Question
#14 We are evaluating a project that costs $729,600, has an eight-year life, and has no salvage value. Assume that depreciation is straight-line to zero
#14
We are evaluating a project that costs $729,600, has an eight-year life, and has no salvage value. Assume that depreciation is straight-line to zero over the life of the project. Sales are projected at 90,000 units per year. Price per unit is $47, variable cost per unit is $34, and fixed costs are $725,000 per year.

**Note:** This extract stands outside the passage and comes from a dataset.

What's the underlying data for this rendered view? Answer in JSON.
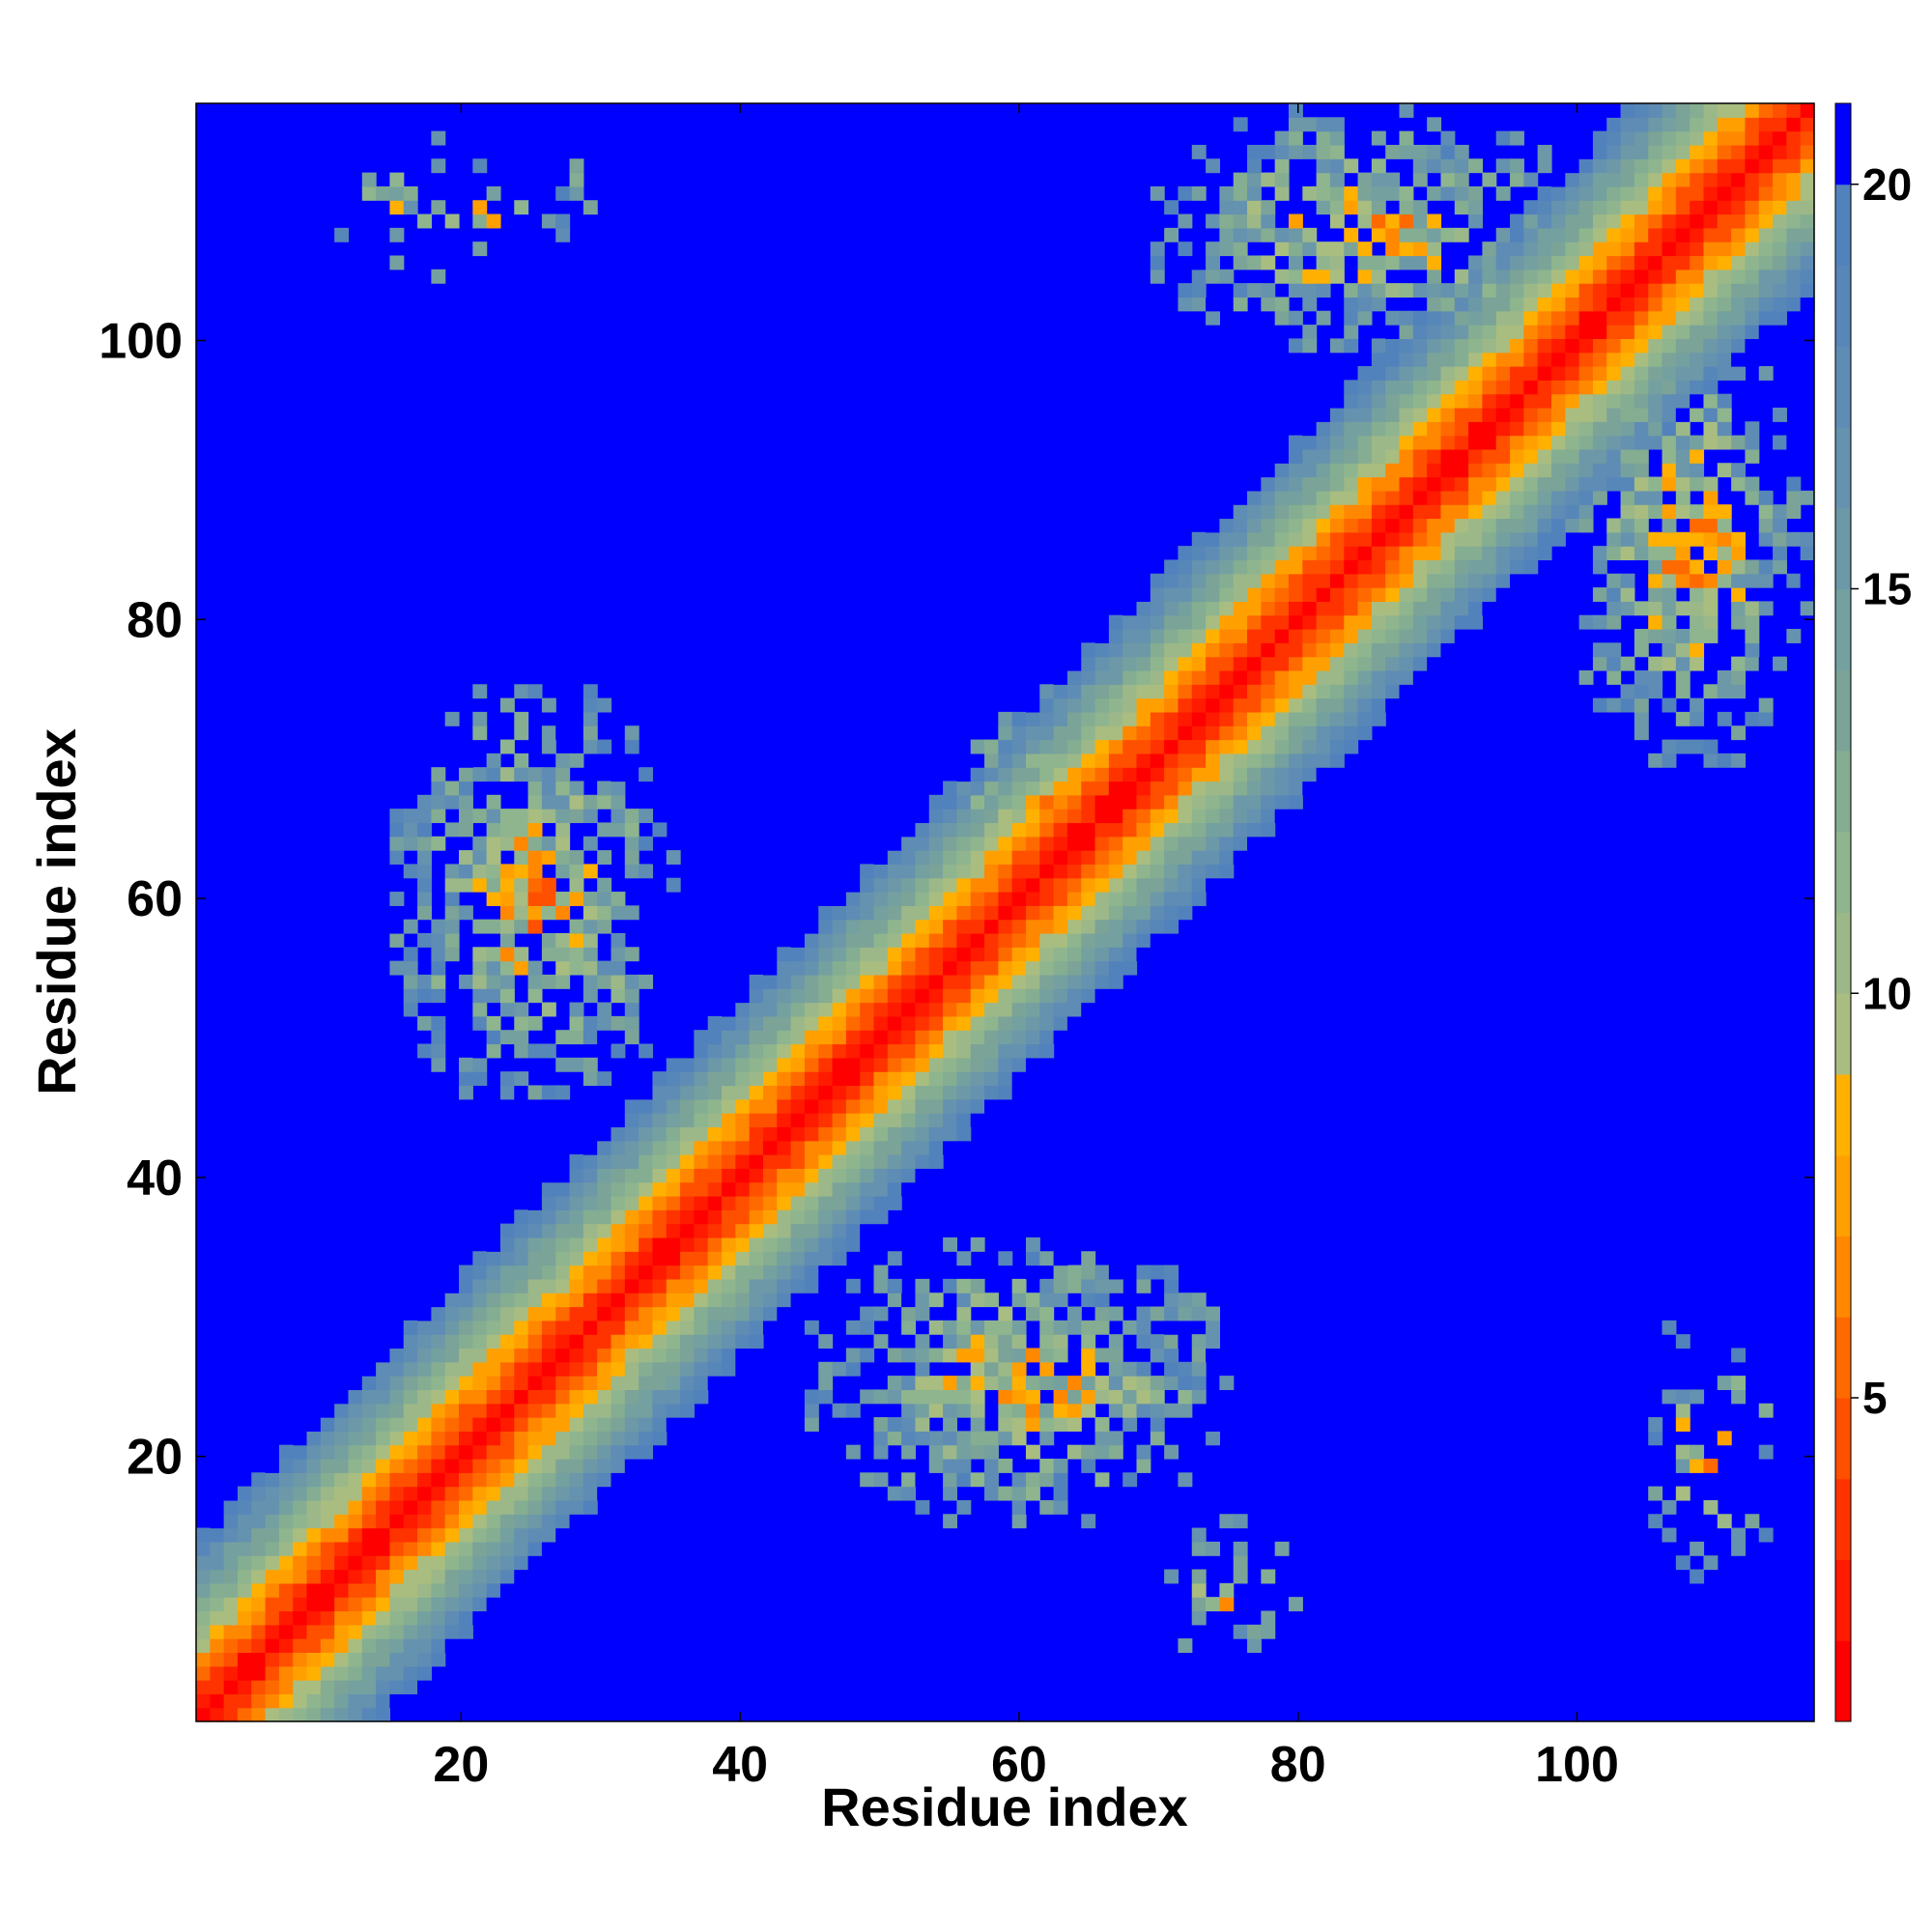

The tax rate is 21 percent, and we require a return of 11 percent on this project. Suppose the projections given for price, quantity, variable costs, and fixed costs are all accurate to within 10 percent. |
Calculate the best-case and worst-case NPV figures. |
This is my work for best-case:
Initial Cost: | 729600 | |||
units sold | 99000 | |||
price per unit | 51.7 | |||
VC per unit | 30.6 | |||
FC | 65250 | |||
dep | EBT | tax | CFs | |
1 | $ 91,200.00 | $ 1,932,450.00 | $ 405,814.50 | $ 1,617,835.50 |
2 | $ 91,200.00 | $ 1,932,450.00 | $ 405,814.50 | $ 1,617,835.50 |
3 | $ 91,200.00 | $ 1,932,450.00 | $ 405,814.50 | $ 1,617,835.50 |
4 | $ 91,200.00 | $ 1,932,450.00 | $ 405,814.50 | $ 1,617,835.50 |
5 | $ 91,200.00 | $ 1,932,450.00 | $ 405,814.50 | $ 1,617,835.50 |
6 | $ 91,200.00 | $ 1,932,450.00 | $ 405,814.50 | $ 1,617,835.50 |
7 | $ 91,200.00 | $ 1,932,450.00 | $ 405,814.50 | $ 1,617,835.50 |
8 | $ 91,200.00 | $ 1,932,450.00 | $ 405,814.50 | $ 1,617,835.50 |
NPV | $7,595,980.09 |
I don't understand what I did wrong/ why my work is wrong. Please explain.